De olho nas espertezas

Eleitor terá de ficar atento aos candidatos de ficha suja, além de cobrar o fim da infidelidade
Estão armando contra o eleitor. Vai caber ao cidadão ficar de olho nas espertezas que certos políticos andam aprontando para escapar da voragem moralizadora da política, que vinha instilando esperança nos espíritos democratas nos últimos meses. Não tem faltado cinismo e cara-de-pau no Congresso Nacional, em torno de projetos que asseguram privilégios, eliminam riscos de punições por comportamento inadequado e afastam pressões em favor de boas práticas republicanas. Enquanto isso, na cidade de cada um, vai começar a corrida pelos cargos de prefeito e vereadores. Agora que os partidos já concluíram a formação de suas chapas, será conveniente à sociedade o conhecimento da ficha dos candidatos. Base da hierarquia do poder político, o que está em disputa este ano é o começo da carreira de muita gente promissora. Mas tem sido a porta de entrada de oportunistas que alimentam planos inconfessáveis com o dinheiro público.

Não se tem notícia de que os partidos aplicaram na formação de suas chapas filtros mais seletivos, como se sugeriu ao fim do debate provocado entre os Tribunais Regionais Eleitorais (TREs) e o Tribunal Superior Eleitoral (TSE). Restou uma dúvida quanto ao sucesso dos magistrados que, interessados em promover a moralidade da política brasileira, venham a adotar critérios menos lenientes. Por enquanto, é grande a possibilidade de não vingar a derrubada de candidaturas de pessoas que, antes mesmo de chegar ao cargo público ou por ter deixado digitais em malversação de verbas, já têm prontuários obviamente desabonadores.

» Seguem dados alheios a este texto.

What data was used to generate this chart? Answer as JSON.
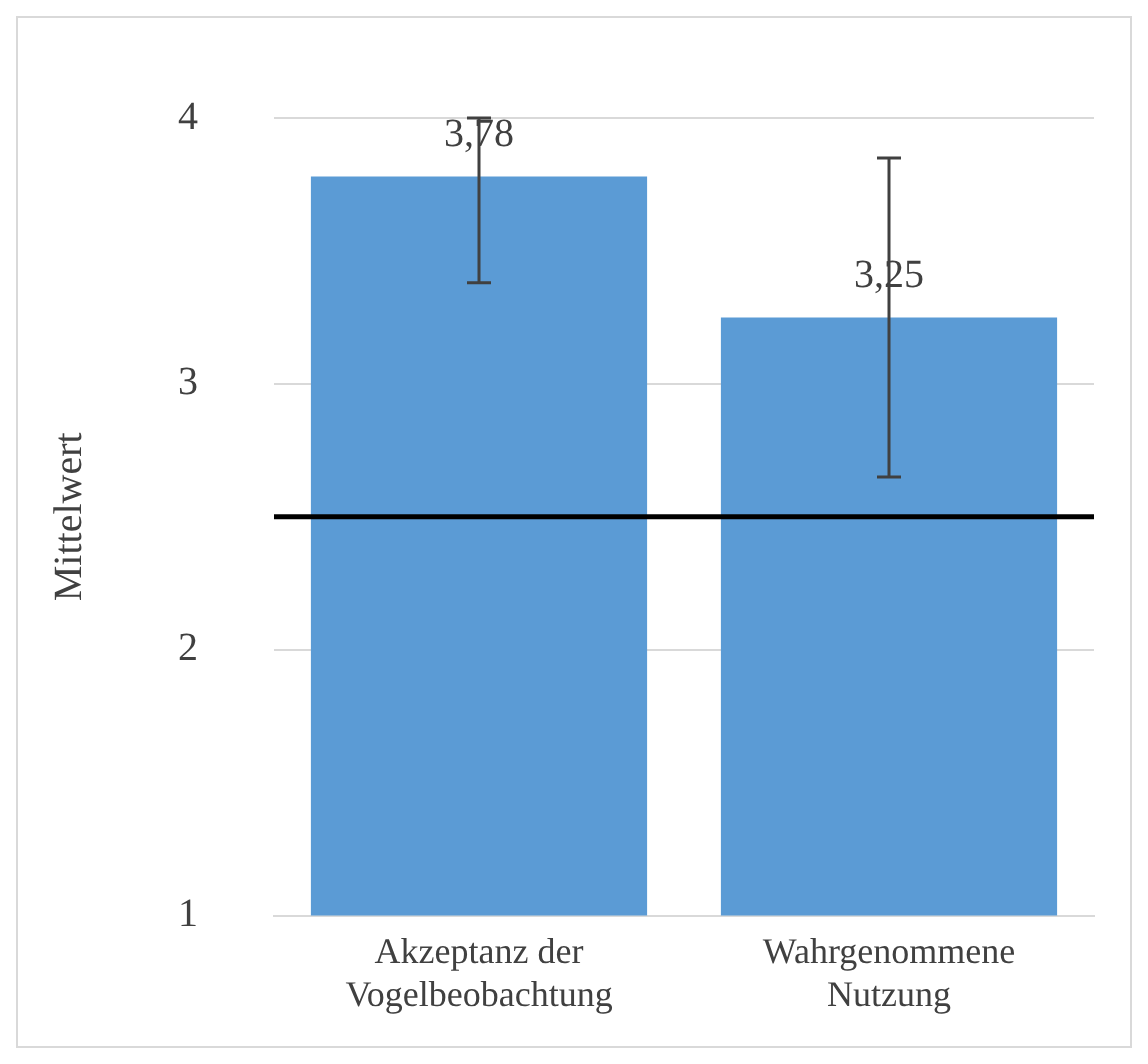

Para alguns juízes eleitorais, bastaria uma condenação de primeira instância ou a reprovação por um dos tribunais de Contas. Afinal, por muito menos barra-se um candidato a concurso público para motorista ou faxineiro.

Mas a moralidade política também está prestes a sofrer retrocesso no campo institucional. Os discursos inflamados e as críticas, aparentemente corajosas e sinceras, que serão ouvidas na campanha que se aproxima podem ser lágrimas de crocododilo. Depois da eleição, as conveniências serão outras. O mais comum é eleger-se por partido que exija menor coeficiente eleitoral e trocá-lo por outro que estiver mais próximo dos cargos e dos cofres oficiais. Trata-se de deslealdade com o eleitorado e atentado ao sistema de partidos, prática que recrudesceu nos últimos anos, até que o TSE, em memorável decisão, concluiu que o mandato é do partido e não do eleito. Mas essa é mais uma esperança que está sendo driblada pela esperteza de certos políticos. A Comissão de Constituição e Justiça (CCJ) da Câmara dos Deputados aprovou na semana passada projeto de lei complementar que dá jeitinho bem brasileiro: seria permitida a troca, sem penalidade, no período de 30 dias anteriores a um ano do fim do mandato. A única restrição é que a nova candidatura não pode ser a cargo diferente do atual. Um casuísmo nefando que não encontra justificativa senão no oportunismo e na total falta de compromisso com a seriedade e com a democracia.